Finanzen / 03.01.2019

Die 52-Wochen-Challenge

Ziel für 2019: Jede Woche einen Euro mehr als in der Vorwoche sparen und sich am Jahresende über 1.378 Euro freuen.

Ein Junge steckt Geld in den Sparschwein: Geld sparen mit der 52-Wochen-Challenge.

Bad Homburg (kma/dpa). Wohnen, Essen, Handy, Auto, Hobbys und dann auch noch Versicherungen – vielen fällt es bei diesen Ausgaben schwer, auch noch ans Sparen zu denken. Dabei kann es mit der richtigen Strategie ganz einfach sein: 2019 ist die Zeit für die 52-Wochen-Challenge!

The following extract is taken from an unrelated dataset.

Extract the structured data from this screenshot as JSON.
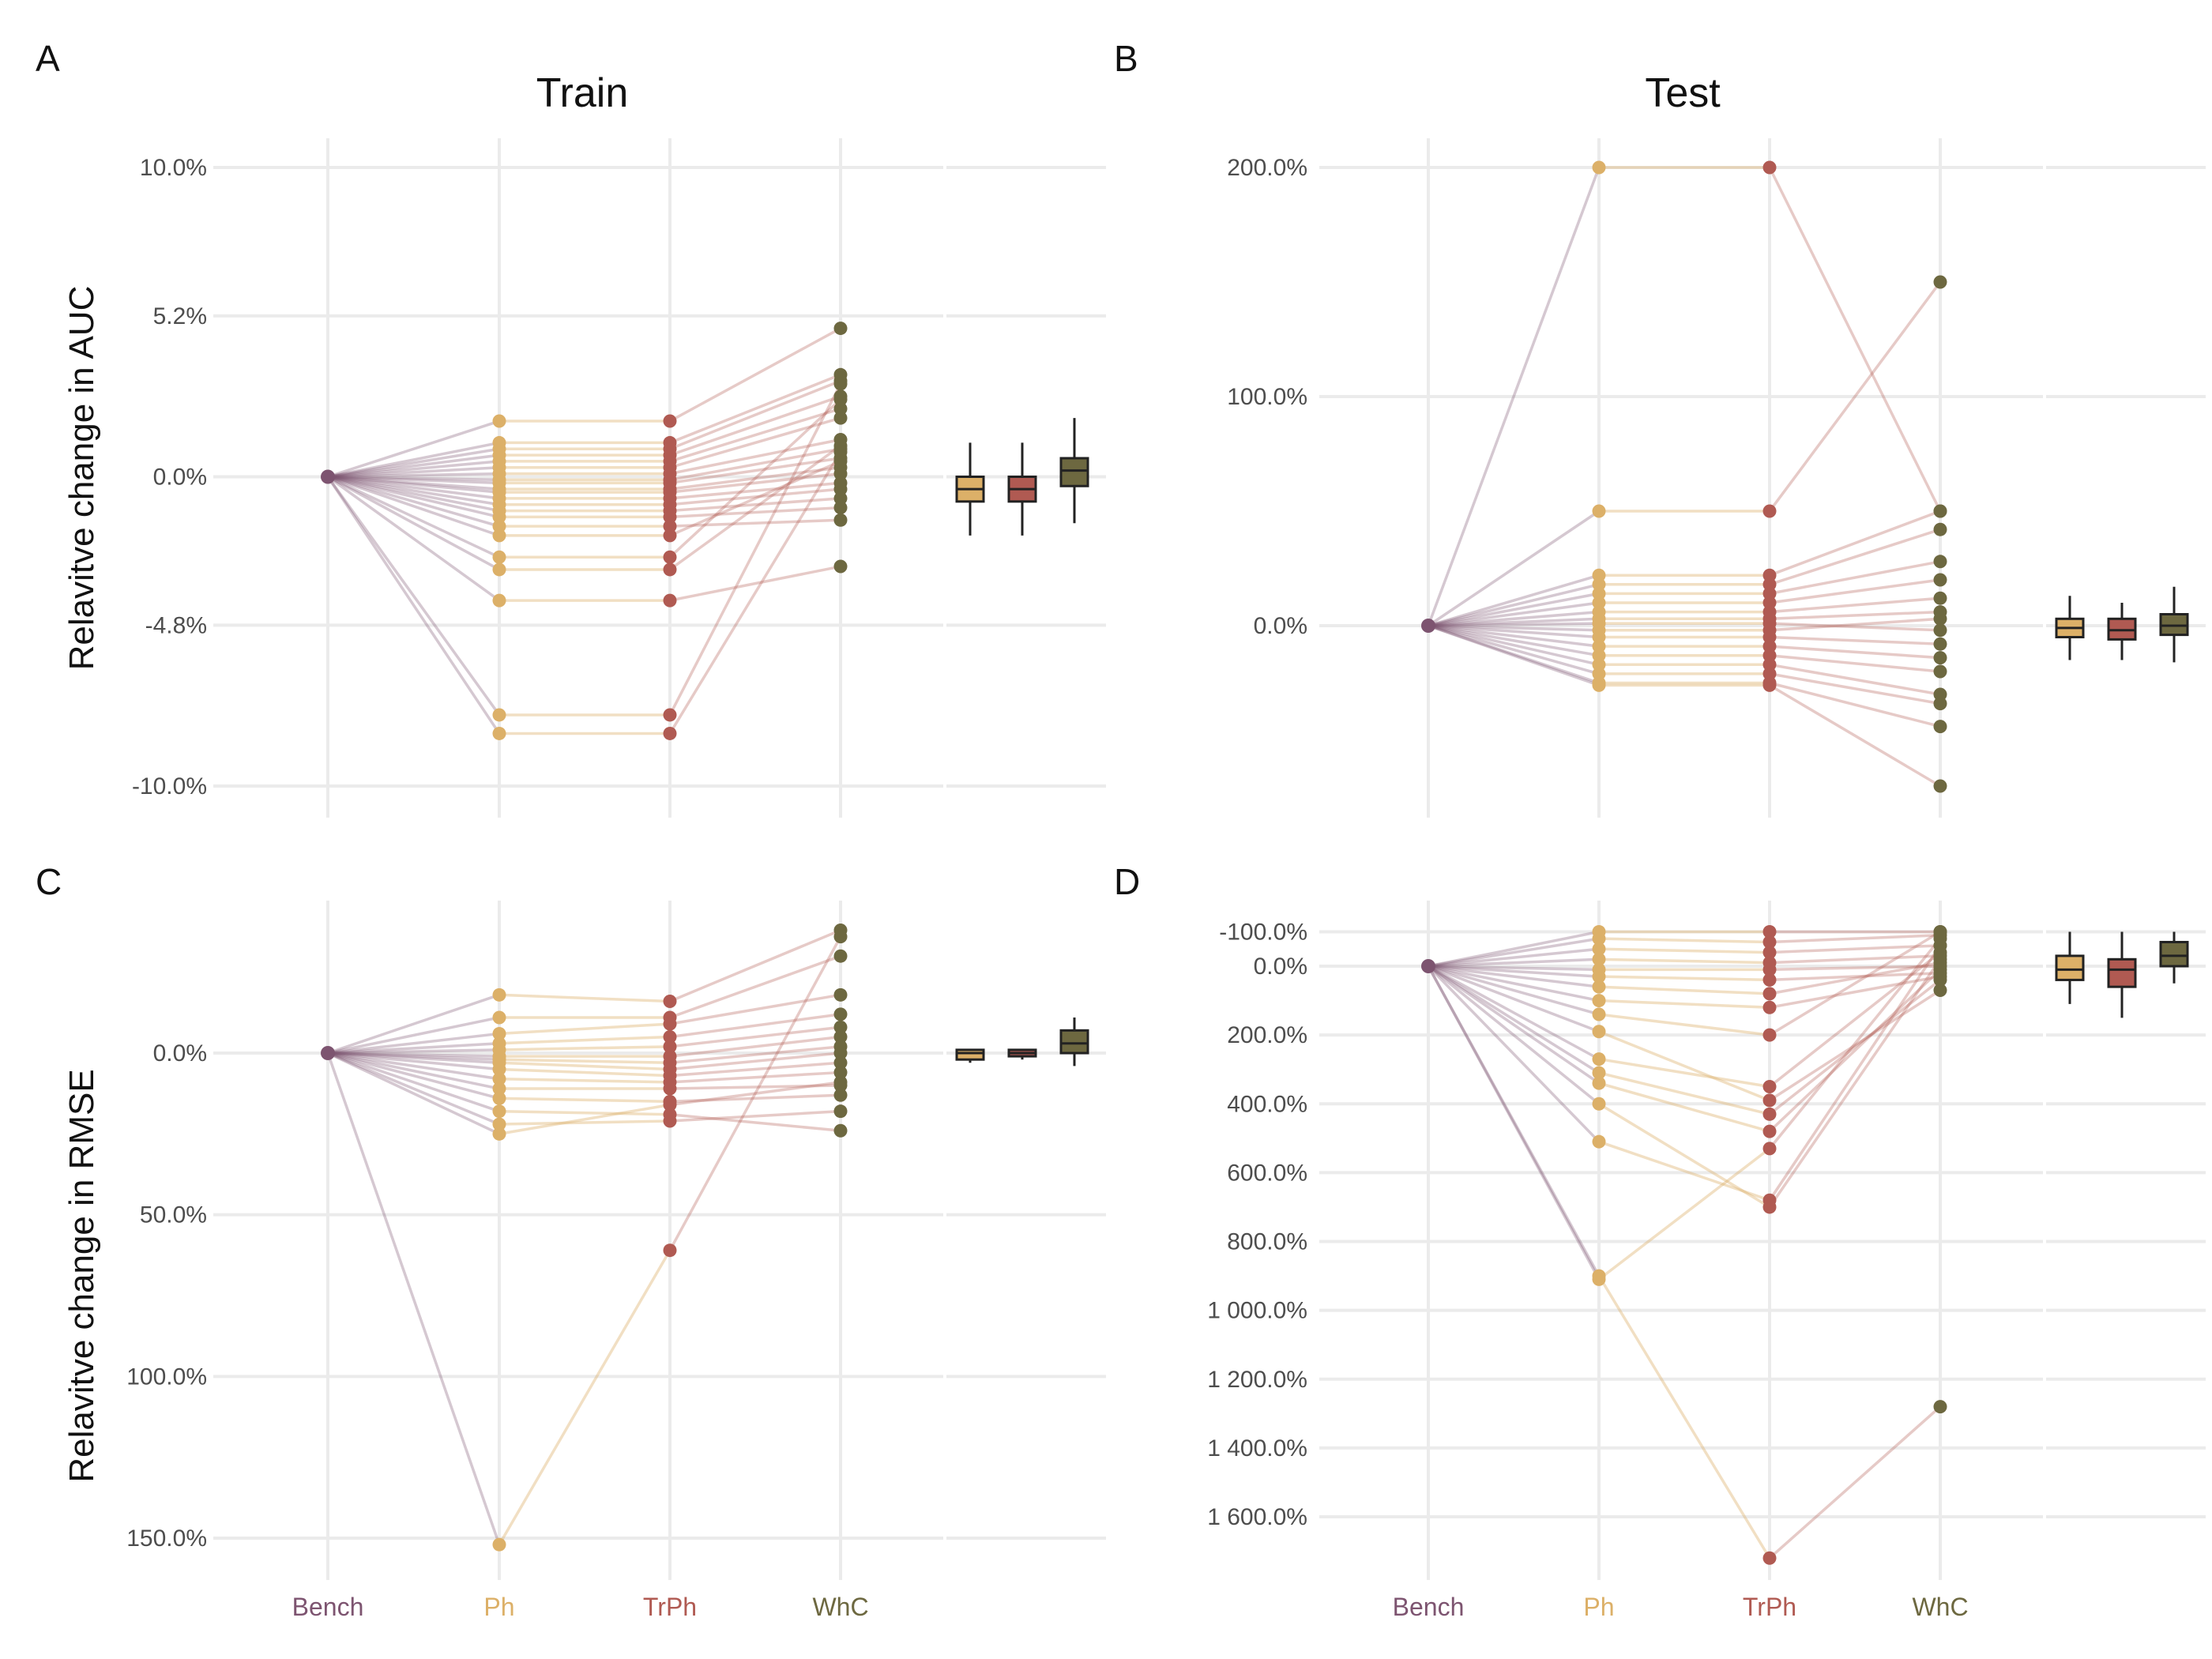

Challenge ist das englische Wort für Herausforderung - und diese hier geht genau ein Jahr lang. An einem festen Tag in der Woche, zum Beispiel an jedem Sonntagmorgen, stecken Sparer genau einen Euro mehr in die Spardose als noch in der Vorwoche. Zum Jahresanfang mit der Challenge zu beginnen, macht es einfacher, den Überblick zu behalten: In der ersten Januarwoche landet ein Euro im Sparschwein, in der zweiten dann zwei, in der dritten drei und so fort. Nach 52 Wochen sind dann 1.378 Euro zusammengekommen – Geld, das zum Beispiel in den Urlaub 2020 fließen kann.

Wer zu Vergesslichkeit neigt, kann sich einen wöchentlichen Hinweis in den Kalender schreiben oder ein Post-it an den Kühlschrank kleben.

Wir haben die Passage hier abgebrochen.